Des jours, encore des jours. Il est étrange après tout que nous ayons si peu de crainte. Seuls, dans la solitude, et quelle solitude ! Aucune ressource, dans cette vaste ambiance qui est, pour nos vies matérielles, le vide absolu.

Qu’il y ait là, comme je le soupçonne, mieux, comme je le crois, un grouillement d’existences incompatibles avec les nôtres, à peine si quelques indices commencent à le révéler à nos plus subtils appareils, prolongements de nos personnes. À peine une infime perception, indirecte de quelque chose.

L’atmosphère terrestre se révèle à nous perpétuellement par sa résistance, par ses souffles, de la plus légère brise du matin jusqu’aux cyclones qui soulèvent et font sombrer les grands navires, déracinent les arbres et abattent les monuments. Ici, rien, rien. Nulle résistance, nul mouvement hors celui, matériel, des astres, nulle révélation.

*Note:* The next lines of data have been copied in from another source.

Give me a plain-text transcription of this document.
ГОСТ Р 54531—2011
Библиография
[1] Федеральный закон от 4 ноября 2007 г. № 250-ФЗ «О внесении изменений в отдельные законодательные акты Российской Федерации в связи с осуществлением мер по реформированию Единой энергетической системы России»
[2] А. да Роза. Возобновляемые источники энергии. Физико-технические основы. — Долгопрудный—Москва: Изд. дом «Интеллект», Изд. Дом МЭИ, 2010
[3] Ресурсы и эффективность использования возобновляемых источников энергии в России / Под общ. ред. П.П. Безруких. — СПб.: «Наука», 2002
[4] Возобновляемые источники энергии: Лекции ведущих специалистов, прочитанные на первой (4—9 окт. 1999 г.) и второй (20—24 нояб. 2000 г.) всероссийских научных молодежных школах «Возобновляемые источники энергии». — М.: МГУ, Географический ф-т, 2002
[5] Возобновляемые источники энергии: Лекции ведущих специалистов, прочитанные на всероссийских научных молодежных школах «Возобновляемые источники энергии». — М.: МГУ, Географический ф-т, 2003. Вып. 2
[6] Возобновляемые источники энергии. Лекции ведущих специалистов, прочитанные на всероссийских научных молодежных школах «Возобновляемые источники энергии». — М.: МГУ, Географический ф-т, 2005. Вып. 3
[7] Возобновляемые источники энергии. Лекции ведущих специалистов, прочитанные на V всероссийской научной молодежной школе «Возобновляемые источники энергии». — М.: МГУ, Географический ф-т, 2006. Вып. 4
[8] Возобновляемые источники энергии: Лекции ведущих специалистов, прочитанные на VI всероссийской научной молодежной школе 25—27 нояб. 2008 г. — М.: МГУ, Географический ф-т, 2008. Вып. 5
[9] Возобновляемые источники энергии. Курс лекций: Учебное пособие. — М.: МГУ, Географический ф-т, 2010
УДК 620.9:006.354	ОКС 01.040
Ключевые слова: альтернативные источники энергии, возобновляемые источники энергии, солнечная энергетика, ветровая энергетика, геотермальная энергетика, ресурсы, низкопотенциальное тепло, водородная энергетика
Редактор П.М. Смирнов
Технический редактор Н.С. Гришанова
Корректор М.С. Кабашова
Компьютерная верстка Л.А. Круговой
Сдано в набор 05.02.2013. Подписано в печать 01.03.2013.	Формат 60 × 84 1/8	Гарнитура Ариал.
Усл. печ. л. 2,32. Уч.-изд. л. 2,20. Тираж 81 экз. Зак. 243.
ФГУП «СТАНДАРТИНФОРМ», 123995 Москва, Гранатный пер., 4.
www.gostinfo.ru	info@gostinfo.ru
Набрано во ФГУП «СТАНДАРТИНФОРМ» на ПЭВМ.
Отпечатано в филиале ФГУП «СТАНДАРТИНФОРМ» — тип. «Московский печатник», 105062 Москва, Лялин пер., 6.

Pourtant, chez tous quatre persiste une impression de sécurité parfaite. Violaine, qui n’a point comme été aguerrie par une première traversée, fut tout de suite accoutumée. Peut-être a-t-elle moins encore que ses trois compagnons, le sentiment du risque.

Familière, spontanée, avec de légers caprices, elle est, dans ce vaisseau interstellaire, toute la jeunesse et la grâce féminine de la Terre.